On Sunday, Aug. 30, millions of Japanese voted to oust the conservative Liberal Democratic Party (LDP) in exchange for Democratic Party of Japan (DPJ) by a nearly 3 to 1 margin.
The LDP has held or shared power in Japan for 62 of the last 63 years.
The DPJ was able to grab 308 spots in the powerful 480-seat lower house compared to the mere 119 now held by the LDP.
Party leader and presumptive new Prime Minister Yukio Hatoyama said in a New York Times article, “This has been a revolutionary election. The people have shown the courage to take politics into their own hands.”
This new election, however, is not necessarily the best scenario for U.S.-Japanese relations.
Unlike the LDP, which has been historically dependent on the U.S., the DPJ has been more independent, and, at times, even critical of the United States throughout its campaigns.
One of these issues is in the area of foreign policy.
Hatoyama has said that he may begin quickly by recalling the Japanese naval forces on a mission to refuel American warships in and around Afghanistan.
Also, Hatoyama plans to reopen talks on a deal that will move the Futenma Marine airfield off the Japanese island of Okinawa to Guam – and require Japan to foot the bill.
Yet, the Obama administration is maintaining a positive outlook on the new situation.
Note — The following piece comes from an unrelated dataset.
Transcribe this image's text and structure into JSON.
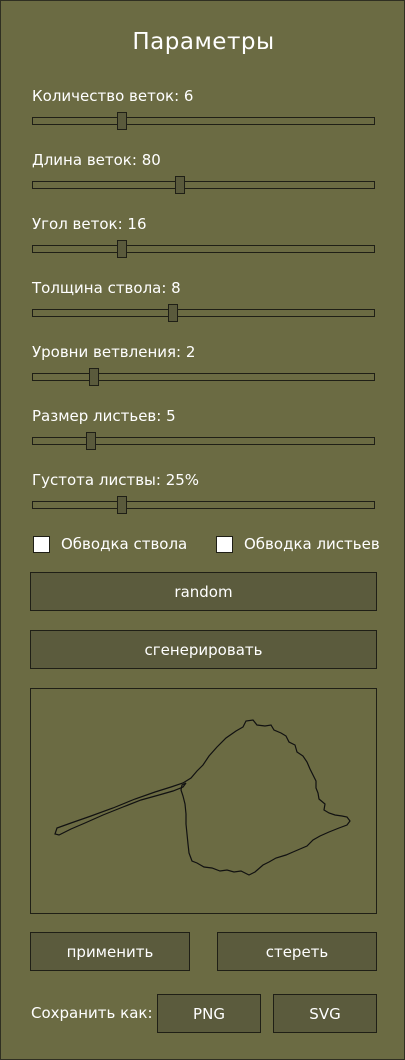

A statement released on Sunday said, “We are confident that the strong U.S.-Japan alliance and the close partnership between our two countries will continue to flourish under the new leadership.”
The statement also said, “President Obama looks forward to working closely with the new Japanese prime minister on a broad rand of global, regional and bilateral issues.”
According to Pamela Mason, a John Carroll University political science professor, “The White House needs to realize – and I think it does realize – that Japan is a dynamic nation in a dynamic and fast-changing region, and that the Cold-War framework of U.S.-Japanese relations will need reworking.”
In regards to domestic policy, the LDP has adopted what is known as “trickle up economics,” which aims at putting money in the hands of the people.
To combat the problem of a quickly shrinking and aging population, the LDP has pledged to pay about $3,000 a year per child to families in order to encourage women to have babies.
Also, to stimulate the Japanese economy, the party has pledged to pay about $1,000 a month to unemployed citizens while they search for a job.
“Japan faces daunting demographic challenges and its export-focused economy has been hard-hit by the global slowdown,” said Mason. “Japanese people are looking for new ideas. It remains to be seen how the new government will deliver.”
However, the news out of Japan isn’t all bad.
On Monday, Yukio Hatoyama pledged to make good on a campaign promise to combat global warming.
According to The New York Times, Hatoyama plans to make changes that will cut Japan’s green house gas emissions by 25 percent in the next 10 years.
This change will put Japan at the forefront of the fight against climate change.